Riding my bike to work, I feel better. The wind arcs over my bald head, a faint tickle of brisk morning on my ears. Cauliflower clouds are dense in the sky, offering their opulent shapes as benign fluffy tumors. The morning sun is pale and clean, not sweaty yellow or romantically red, but simply there in space — judgeless, nonjudgmental — as if our earth just happened, again, to curve towards it. Some dim shadows, almost transparent, commemorate the objects from which they are drawn, though this painting may be missing a hand. Nature is redeeming because it doesn’t ask to be loved; it doesn’t need our spiritual or even aesthetic corroboration. It simply is. An autonomous vision of itself which does not require faith.

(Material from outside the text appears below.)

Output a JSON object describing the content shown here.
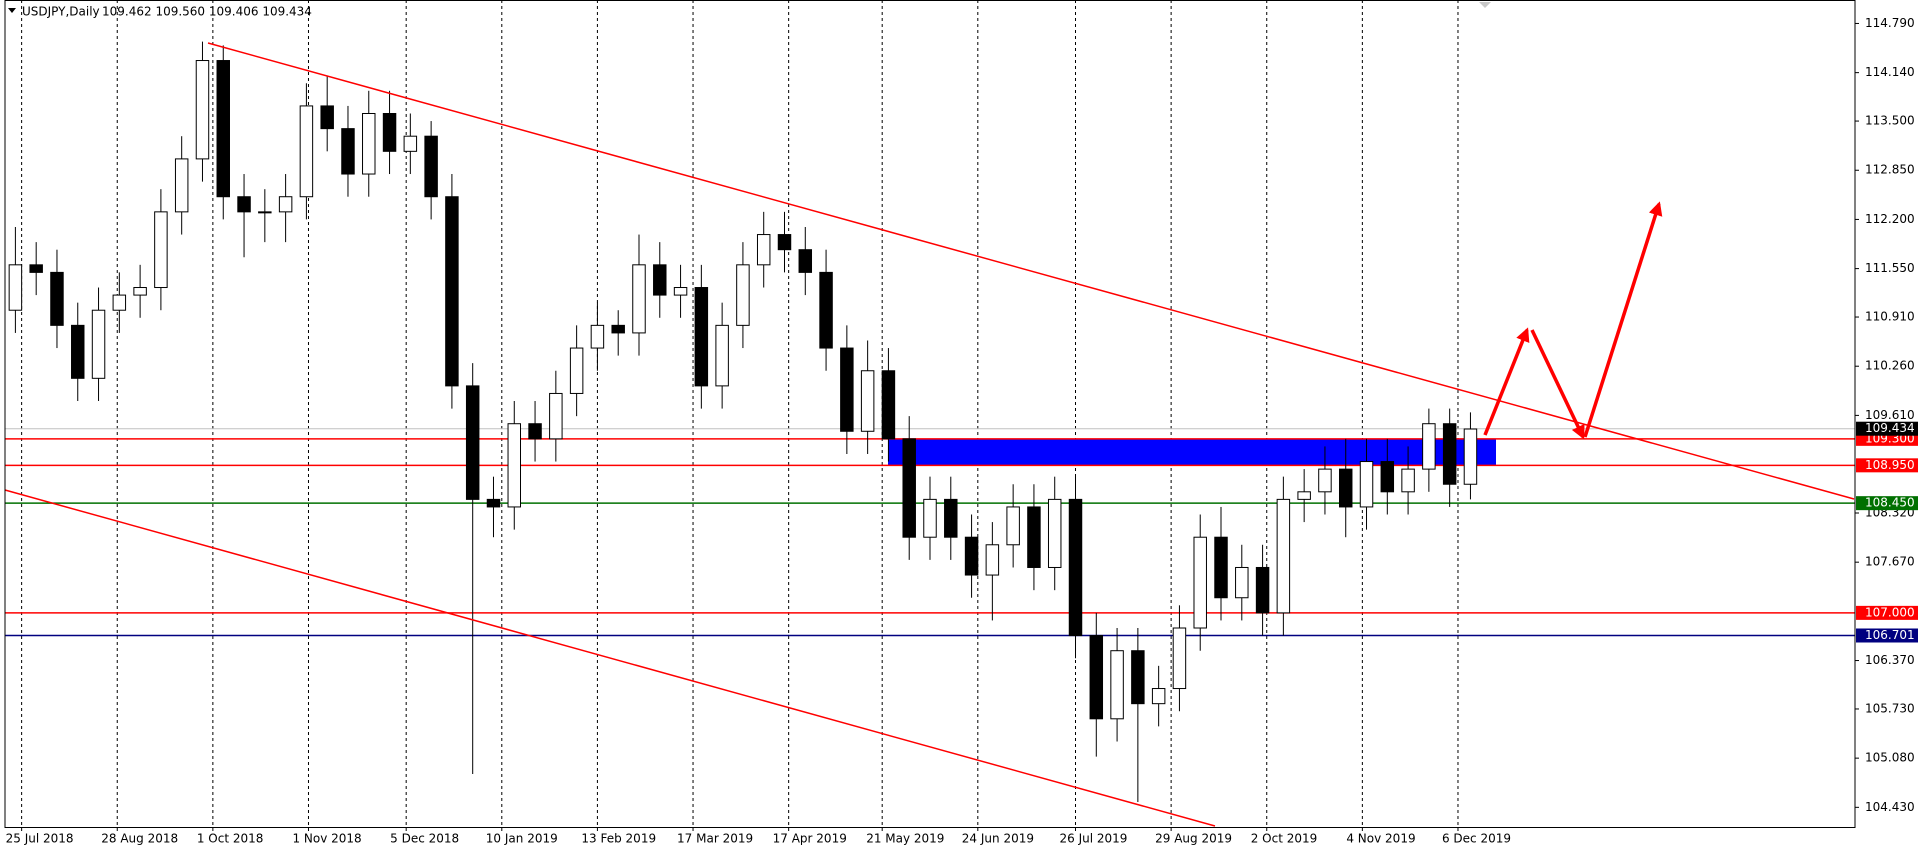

I stop by Tartine, a fancy bakery around which a line of patrons form during the weekends, but now barely anyone is around. The secret to life may be staying away from people. I order two croissants, one “for here” and the other “to go,” somewhat irritating the beautiful lethargically French cashier whose hair Manet would have no chance at — for myself and my co-worker neighbor I keep promising a croissant over the years. “One day,” I always say. I guess I wanted this day to be that day. I order my coffee and sit at one of the tables outside. Trucks deliver fresh goods to a nearby grocery which I envision rendered into meals hours later, then masticated and swallowed, then excised the next day with an earnest grunt. This makes me feel good, the idea of lives, however separate, being lived. Of staunch life losing track of time. Of tombstones balance like dominoes.
A small black bird visits me, loosely pecking around my feet at nothing. It thinks there are crumbs (which there are, many) on my table, but is too afraid to come closer. The very thing (in this case, me) by which such bounty is made possible is the same thing it fears. It does not know I am not cruel. Maybe this is life, this built-in contradiction, this paradox of Deity as Dick. Imagine this bird braving a concept of God, its jellybean-sized brain working overtime with arguments and propositions. Would it be proof of Him if these crumbs just miraculously rained down from the sky? Was it that easy, the simple mechanics of the heart under the mind’s thin film of reason? I wanted this day to be that day. With two quick blows from His mouth, a dozen buttery flakes of freshly baked croissant fall from the sky. It nearly died of happiness.